Understanding the impacts of Meaningful Student Involvement on learning is essential for infusing the approach throughout classrooms. This article explores why that’s so and how it can happen.
When incorporated throughout learning and relationship-building in schools, it is more impactful on both students and adults. When it’s deeply brought into learning, relationships, practices, and policies, it will surely affect the culture of education. In turn, not only does it affect students and adults, but it affects the entire education system. It is only logical to assume that will produce the greatest number of outcomes. Stories throughout the rest of this book support that assumption. Meaningful Student Involvement can be a powerful and effective force for school improvement, increasing students’ commitment to their own achievement as well as to school goals and making schools, in turn, more responsive to the characteristics and needs of their students.
Meaningful Student Involvement does not force students to assume responsibility for every aspect of their learning and development.

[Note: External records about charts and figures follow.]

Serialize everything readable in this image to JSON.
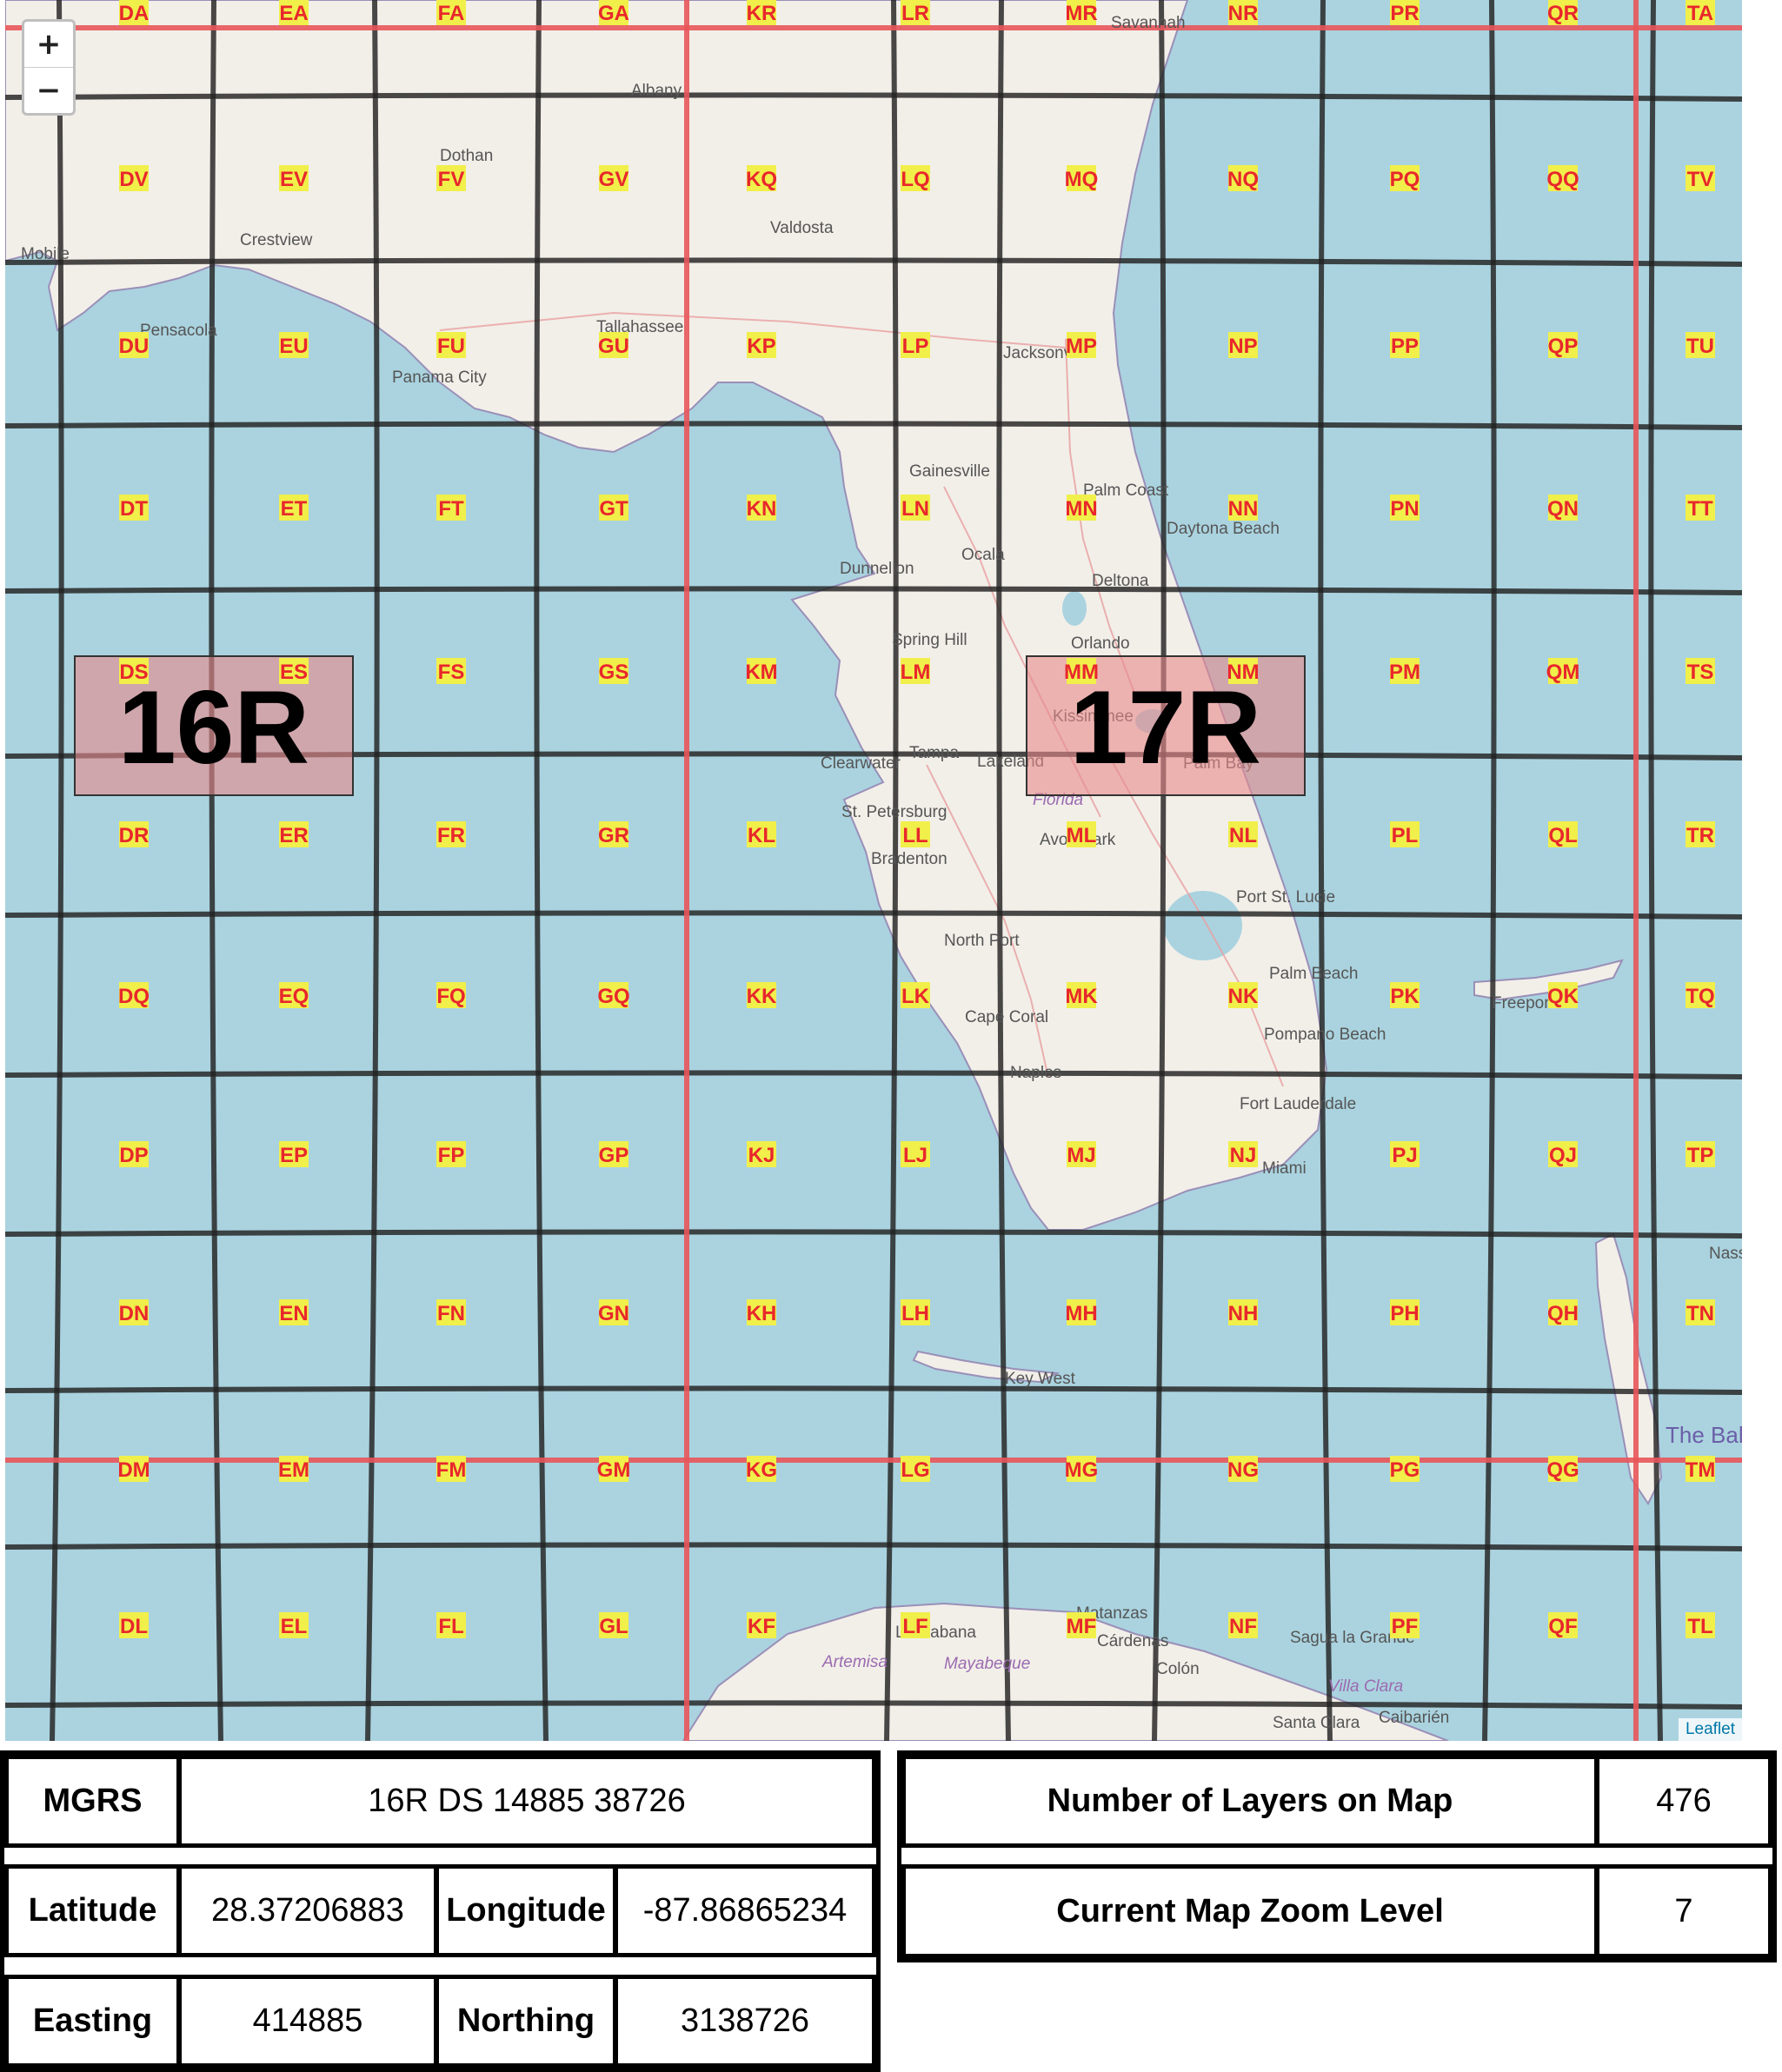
{
  "map": {
    "zoom_in": "+",
    "zoom_out": "−",
    "attribution": "Leaflet",
    "colors": {
      "water": "#aad3df",
      "land": "#f2efe9",
      "grid": "#222222",
      "zone_line": "#e8555a",
      "label_bg": "#f1ef4a",
      "label_text": "#e8272c"
    },
    "gzd_labels": [
      {
        "text": "16R"
      },
      {
        "text": "17R"
      }
    ],
    "grid_labels": [
      [
        "DA",
        "EA",
        "FA",
        "GA",
        "KR",
        "LR",
        "MR",
        "NR",
        "PR",
        "QR",
        "TA"
      ],
      [
        "DV",
        "EV",
        "FV",
        "GV",
        "KQ",
        "LQ",
        "MQ",
        "NQ",
        "PQ",
        "QQ",
        "TV"
      ],
      [
        "DU",
        "EU",
        "FU",
        "GU",
        "KP",
        "LP",
        "MP",
        "NP",
        "PP",
        "QP",
        "TU"
      ],
      [
        "DT",
        "ET",
        "FT",
        "GT",
        "KN",
        "LN",
        "MN",
        "NN",
        "PN",
        "QN",
        "TT"
      ],
      [
        "DS",
        "ES",
        "FS",
        "GS",
        "KM",
        "LM",
        "MM",
        "NM",
        "PM",
        "QM",
        "TS"
      ],
      [
        "DR",
        "ER",
        "FR",
        "GR",
        "KL",
        "LL",
        "ML",
        "NL",
        "PL",
        "QL",
        "TR"
      ],
      [
        "DQ",
        "EQ",
        "FQ",
        "GQ",
        "KK",
        "LK",
        "MK",
        "NK",
        "PK",
        "QK",
        "TQ"
      ],
      [
        "DP",
        "EP",
        "FP",
        "GP",
        "KJ",
        "LJ",
        "MJ",
        "NJ",
        "PJ",
        "QJ",
        "TP"
      ],
      [
        "DN",
        "EN",
        "FN",
        "GN",
        "KH",
        "LH",
        "MH",
        "NH",
        "PH",
        "QH",
        "TN"
      ],
      [
        "DM",
        "EM",
        "FM",
        "GM",
        "KG",
        "LG",
        "MG",
        "NG",
        "PG",
        "QG",
        "TM"
      ],
      [
        "DL",
        "EL",
        "FL",
        "GL",
        "KF",
        "LF",
        "MF",
        "NF",
        "PF",
        "QF",
        "TL"
      ]
    ],
    "places": [
      "Savannah",
      "Albany",
      "Dothan",
      "Valdosta",
      "Mobile",
      "Crestview",
      "Pensacola",
      "Tallahassee",
      "Panama City",
      "Jacksonville",
      "Gainesville",
      "Palm Coast",
      "Daytona Beach",
      "Ocala",
      "Dunnellon",
      "Deltona",
      "Spring Hill",
      "Orlando",
      "Kissimmee",
      "Tampa",
      "Clearwater",
      "Lakeland",
      "Palm Bay",
      "St. Petersburg",
      "Florida",
      "Bradenton",
      "Avon Park",
      "Port St. Lucie",
      "North Port",
      "Palm Beach",
      "Cape Coral",
      "Freeport",
      "Pompano Beach",
      "Naples",
      "Fort Lauderdale",
      "Miami",
      "Nassau",
      "Key West",
      "The Bahamas",
      "Matanzas",
      "La Habana",
      "Artemisa",
      "Mayabeque",
      "Cárdenas",
      "Colón",
      "Sagua la Grande",
      "Villa Clara",
      "Caibarién",
      "Santa Clara"
    ]
  },
  "info": {
    "mgrs_label": "MGRS",
    "mgrs_value": "16R DS 14885 38726",
    "latitude_label": "Latitude",
    "latitude_value": "28.37206883",
    "longitude_label": "Longitude",
    "longitude_value": "-87.86865234",
    "easting_label": "Easting",
    "easting_value": "414885",
    "northing_label": "Northing",
    "northing_value": "3138726",
    "layers_label": "Number of Layers on Map",
    "layers_value": "476",
    "zoom_label": "Current Map Zoom Level",
    "zoom_value": "7"
  }
}
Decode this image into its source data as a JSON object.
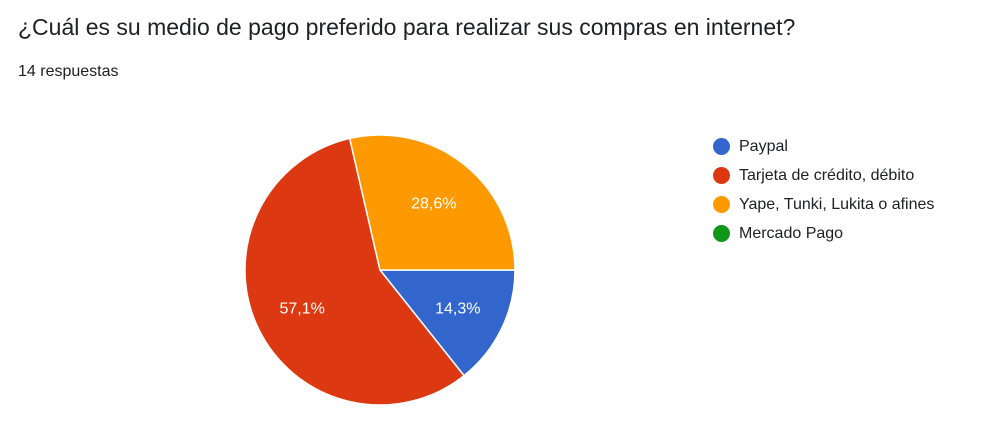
{
  "header": {
    "question": "¿Cuál es su medio de pago preferido para realizar sus compras en internet?",
    "responses": "14 respuestas"
  },
  "colors": {
    "paypal": "#3366cc",
    "tarjeta": "#dc3912",
    "yape": "#ff9900",
    "mercado_pago": "#109618",
    "slice_border": "#ffffff"
  },
  "chart_data": {
    "type": "pie",
    "title": "¿Cuál es su medio de pago preferido para realizar sus compras en internet?",
    "subtitle": "14 respuestas",
    "categories": [
      "Paypal",
      "Tarjeta de crédito, débito",
      "Yape, Tunki, Lukita o afines",
      "Mercado Pago"
    ],
    "values": [
      14.3,
      57.1,
      28.6,
      0
    ],
    "value_labels": [
      "14,3%",
      "57,1%",
      "28,6%",
      ""
    ],
    "colors": [
      "#3366cc",
      "#dc3912",
      "#ff9900",
      "#109618"
    ],
    "legend_position": "right"
  }
}
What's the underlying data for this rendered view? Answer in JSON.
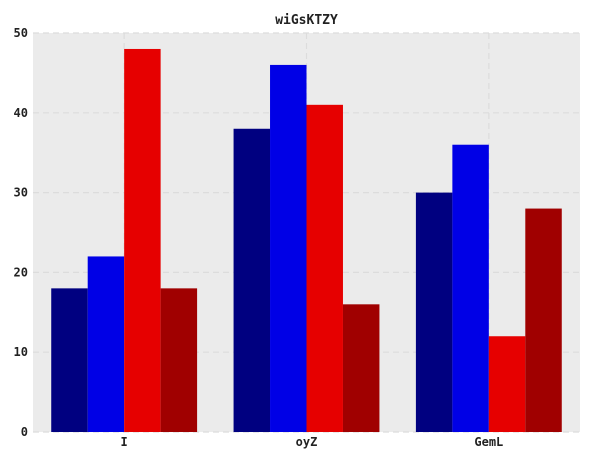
{
  "chart_data": {
    "type": "bar",
    "title": "wiGsKTZY",
    "xlabel": "",
    "ylabel": "",
    "categories": [
      "I",
      "oyZ",
      "GemL"
    ],
    "series": [
      {
        "color": "#000080",
        "values": [
          18,
          38,
          30
        ]
      },
      {
        "color": "#0000e6",
        "values": [
          22,
          46,
          36
        ]
      },
      {
        "color": "#e60000",
        "values": [
          48,
          41,
          12
        ]
      },
      {
        "color": "#a00000",
        "values": [
          18,
          16,
          28
        ]
      }
    ],
    "ylim": [
      0,
      50
    ],
    "yticks": [
      0,
      10,
      20,
      30,
      40,
      50
    ],
    "grid": true,
    "background": "#ebebeb"
  }
}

Instead, it assumes that educators are capable of facilitating students’ gradual assumption of responsibility. Through direct instruction, students build their knowledge of education, learning, teaching, leadership, student voice, the education system at large, school improvement, and Meaningful Student Involvement. Educators teach students about the functions of education research; school planning; classroom teaching; learning evaluations; systemic decision-making; and advocacy.
Collaborations at Heart
By establishing strategic Student/Adult Partnerships, educators can model and guide lifelong learning and determined action for school improvement. Mitra writes,
“[B]y assuming responsibilities and enacting decisions that have consequences for themselves and others… participating students develop a broad set of competencies that help them prepare for adulthood.” (2004)
They collaborate with learners in collegial learning communities, emphasizing every students’ ability to create positive change. They also give students plenty of opportunities for positive independent work that is deliberately chosen for its impact. This is not make-busy work or filler; instead, both students and adults understand that it is integral to the purpose of Meaningful Student Involvement. Again, adults deliberately model for students that they do this, too, as a course of their regular work in education as well as for the purpose of meaningfully involving learners. Finally, regular opportunities for reflection and sharing among students and between students and adults emphasize mutual learning and deep impacts. All of this can lead to deepened learning, which is the foundational aim of Meaningful Student Involvement.